SIEVE ESTIMATION OF A CLASS OF PARTIALLY
LINEAR TRANSFORMATION MODELS WITH
INTERVAL-CENSORED COMPETING RISKS DATA

Xuewen Lu1, Yan Wang1, Dipankar Bandyopadhyay2
and Giorgos Bakoyannis3

1University of Calgary, 2Virginia Commonwealth University
and 3Indiana University, Indianapolis

Abstract: We consider a class of partially linear transformation models with interval-censored competing risks data. Under a semiparametric generalized odds rate specification for the cause-specific cumulative incidence function, we obtain optimal estimators of the large number of parametric and nonparametric model components by maximizing the likelihood function over a joint B-spline and Bernstein polynomial spanned sieve space.

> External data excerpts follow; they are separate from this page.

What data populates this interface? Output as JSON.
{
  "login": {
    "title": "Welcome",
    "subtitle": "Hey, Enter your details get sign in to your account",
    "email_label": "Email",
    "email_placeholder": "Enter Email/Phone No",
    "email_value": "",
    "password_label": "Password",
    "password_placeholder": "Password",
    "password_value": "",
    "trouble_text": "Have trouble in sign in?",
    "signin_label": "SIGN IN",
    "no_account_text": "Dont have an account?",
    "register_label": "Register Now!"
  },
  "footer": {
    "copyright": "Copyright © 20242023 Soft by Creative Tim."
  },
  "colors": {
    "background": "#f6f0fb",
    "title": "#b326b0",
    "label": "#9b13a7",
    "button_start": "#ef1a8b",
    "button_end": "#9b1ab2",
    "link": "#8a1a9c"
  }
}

Our specification considers a relatively simpler finite-dimensional parameter space, approximating the infinite-dimensional parameter space as n → ∞. This allows us to study the almost sure consistency and rate of convergence for all parameters, and the asymptotic distributions and efficiency of the finite-dimensional components. We study the finite-sample performance of our method using simulation studies under a variety of scenarios. Furthermore, we illustrate our methodology by applying it to a data set on HIV-infected individuals from sub-Saharan Africa.

Key words and phrases: Bernstein polynomials, competing risks, cumulative incidence function, interval censoring, partially linear transformation model, semiparametric efficiency.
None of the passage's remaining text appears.